Soccorrere in mare è un crimine, afferma il governo. Ma non tutti sono d’accordo: in tantissimi in queste ore stanno dimostrando vicinanza e solidarietà alla capitana della Sea Watch 3, Carola Rackete, arrestata questa mattina all’alba subito dopo l’attracco della nave con a bordo i 42 migranti che erano in mare da diciasette giorni. La 31enne è accusata di resistenza o violenza contro nave da guerra e di tentato naufragio.

#FreeCarola è il primo dei trending topic di Twitter. “Per quanto lo si mascheri da atto dovuto – scrive il giornalista Gad Lerner – l’arresto della capitana della SeaWatch3 resterà una macchia indelebile di disonore a carico di uno Stato che calpesta il principio del soccorso in mare, fingendosi invaso da un equipaggio generoso e difeso da migranti inoffensivi”.

L’ex presidente di Emergency Cecilia Sarti Strada su Facebook afferma: “Che cosa doveva fare il capitano con i naufraghi a bordo, mangiarseli? L’ordine di non sbarcare è ovviamente impraticabile, delirio puro, un ordine dato solo perché fosse costretta a violarlo. Per avere l’opportunità di arrestarla. Per dare un’altra botta al grande, finto nemico del governo: chi soccorre in mare”.

Roberto Saviano paragona la resistenza antifascista a quella della comandante della nave: “Carola, hai obbedito alla legge degli Uomini, gli stessi Uomini che più di 70 anni fa seppero scacciare nel buco nero della storia quelli che oggi rialzano la testa. Grazie per aver messo il tuo corpo in questa battaglia di civiltà”.

E c’è chi, come il giornalista Luca Bottura, fa notare il paradosso del caso: “Gente così avrebbe tenuto ancora in galera Mandela perché quello diceva la legge”, scrive in un tweet.

Anche il mondo della cultura si è mosso a sostegno di Carola Rackete. Lo scrittore Giuseppe Genna afferma: “Vivo in un Paese indegno, meschino e fascista. Non è soltanto che me ne vergogno: è che non intendo essere complice di questo schifo e, di più, intendo esserne nemico”.

Ieri il cantautore Roberto Vecchioni, in una lettera a Repubblica, aveva scritto che quella tra il vicepremier Matteo Salvini e la comandante della Sea Watch, Carola Rackete, “è la madre di tutte le battaglie, il conflitto eterno tra ragione e cuore”. E aveva paragonato Carola Rackete ad Antigone, collegando la vicenda dei migranti bloccati a largo di Lampedusa a quella del personaggio della tragedia greca che lotta contro Creonte, contro leggi che ritiene ingiuste: “Creonte non si sposta di un centimetro: la legge dice così e basta, caso chiuso.
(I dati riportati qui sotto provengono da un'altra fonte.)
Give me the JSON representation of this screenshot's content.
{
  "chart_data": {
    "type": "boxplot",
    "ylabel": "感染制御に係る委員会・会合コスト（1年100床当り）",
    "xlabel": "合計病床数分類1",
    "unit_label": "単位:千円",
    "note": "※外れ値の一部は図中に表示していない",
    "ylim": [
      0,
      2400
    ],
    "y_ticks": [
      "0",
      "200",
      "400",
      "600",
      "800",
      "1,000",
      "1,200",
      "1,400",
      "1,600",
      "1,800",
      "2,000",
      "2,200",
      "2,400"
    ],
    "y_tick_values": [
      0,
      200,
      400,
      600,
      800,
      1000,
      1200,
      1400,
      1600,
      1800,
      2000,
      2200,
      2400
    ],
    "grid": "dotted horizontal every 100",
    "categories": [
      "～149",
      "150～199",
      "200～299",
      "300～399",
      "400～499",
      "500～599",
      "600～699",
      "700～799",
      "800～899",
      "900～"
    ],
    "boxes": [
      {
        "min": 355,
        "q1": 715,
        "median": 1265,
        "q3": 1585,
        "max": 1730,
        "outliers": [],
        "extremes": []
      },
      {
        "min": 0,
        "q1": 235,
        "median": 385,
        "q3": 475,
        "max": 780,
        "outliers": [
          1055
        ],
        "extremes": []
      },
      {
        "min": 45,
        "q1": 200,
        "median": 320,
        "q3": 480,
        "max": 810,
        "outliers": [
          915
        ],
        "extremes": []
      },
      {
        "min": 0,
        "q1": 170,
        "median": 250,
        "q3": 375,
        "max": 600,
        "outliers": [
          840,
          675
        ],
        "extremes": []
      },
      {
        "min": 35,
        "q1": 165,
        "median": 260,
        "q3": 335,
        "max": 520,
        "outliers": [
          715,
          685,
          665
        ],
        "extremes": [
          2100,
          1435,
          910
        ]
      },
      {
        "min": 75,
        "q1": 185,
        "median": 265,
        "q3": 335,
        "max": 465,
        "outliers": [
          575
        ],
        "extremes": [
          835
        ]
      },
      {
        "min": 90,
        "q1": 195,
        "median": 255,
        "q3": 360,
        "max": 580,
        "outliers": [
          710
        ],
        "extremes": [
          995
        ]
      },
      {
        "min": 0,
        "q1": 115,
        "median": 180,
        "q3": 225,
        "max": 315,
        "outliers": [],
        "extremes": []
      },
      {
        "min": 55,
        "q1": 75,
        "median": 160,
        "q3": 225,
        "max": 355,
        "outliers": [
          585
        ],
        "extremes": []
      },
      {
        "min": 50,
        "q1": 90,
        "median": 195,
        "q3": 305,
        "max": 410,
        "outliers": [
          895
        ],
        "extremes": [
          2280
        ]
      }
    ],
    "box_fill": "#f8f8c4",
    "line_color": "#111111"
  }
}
Ma Antigone gli tiene testa con una fierezza che la fa forte dentro di un’altra legge più alta, più universale delle convinzioni umane. No. Lei seppellirà il fratello a qualsiasi costo, a qualsiasi conseguenza potrà andare incontro. È la madre di tutte le battaglie il conflitto eterno tra ragione e cuore”.
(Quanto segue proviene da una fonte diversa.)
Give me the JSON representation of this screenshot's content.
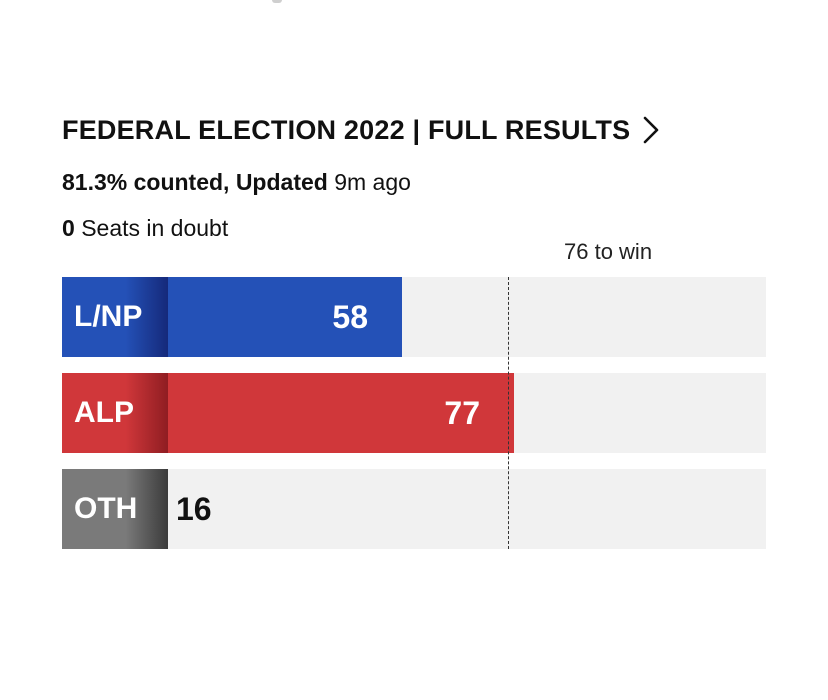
{
  "header": {
    "title": "FEDERAL ELECTION 2022 | FULL RESULTS",
    "chevron_icon": "chevron-right-icon"
  },
  "status": {
    "counted_prefix": "81.3% counted, Updated",
    "updated_ago": "9m ago"
  },
  "doubt": {
    "count": "0",
    "label": "Seats in doubt"
  },
  "win_label": "76 to win",
  "colors": {
    "lnp": "#2451b7",
    "lnp_dark": "#15297a",
    "alp": "#d0373a",
    "alp_dark": "#8f1d22",
    "oth": "#7a7a7a",
    "oth_dark": "#3b3b3b",
    "track": "#f1f1f1"
  },
  "chart_data": {
    "type": "bar",
    "orientation": "horizontal",
    "categories": [
      "L/NP",
      "ALP",
      "OTH"
    ],
    "values": [
      58,
      77,
      16
    ],
    "threshold": 76,
    "xlim": [
      0,
      120
    ],
    "title": "",
    "xlabel": "",
    "ylabel": ""
  }
}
Carola-Antigone – prosegue il cantautore – non ha dubbi, non ha bilance, su cui pesare il male e il bene, il vero e il falso: lei entrerà in quel porto qualsiasi siano le conseguenze. La dabbenaggine degli uomini è credere che un contratto sociale sia ferro temprato da Dio in persona. Può anche darsi, ma certo l’umanesimo è diamante; di una luce che stravolge e sconvolge quando senti di averla dentro. Io me la vedo Carola, bella, ritta sul ponte a prendere quella decisione che per lei è solamente normale. Nessun tentennamento, nessuna paura, un riso naturale, convinto, gli occhi semichiusi nel sole accecante, nella certezza che tutti gli uomini sono diamanti. Lei non lo sa, ma le ha dentro di sé le ultime parole che Edipo in punto di morte aveva detto ad Antigone disperata: ‘Non piangere, figlia mia, c’è una sola parola che ci libera dall’oscurità, dal male del mondo. E quella parola è amore”.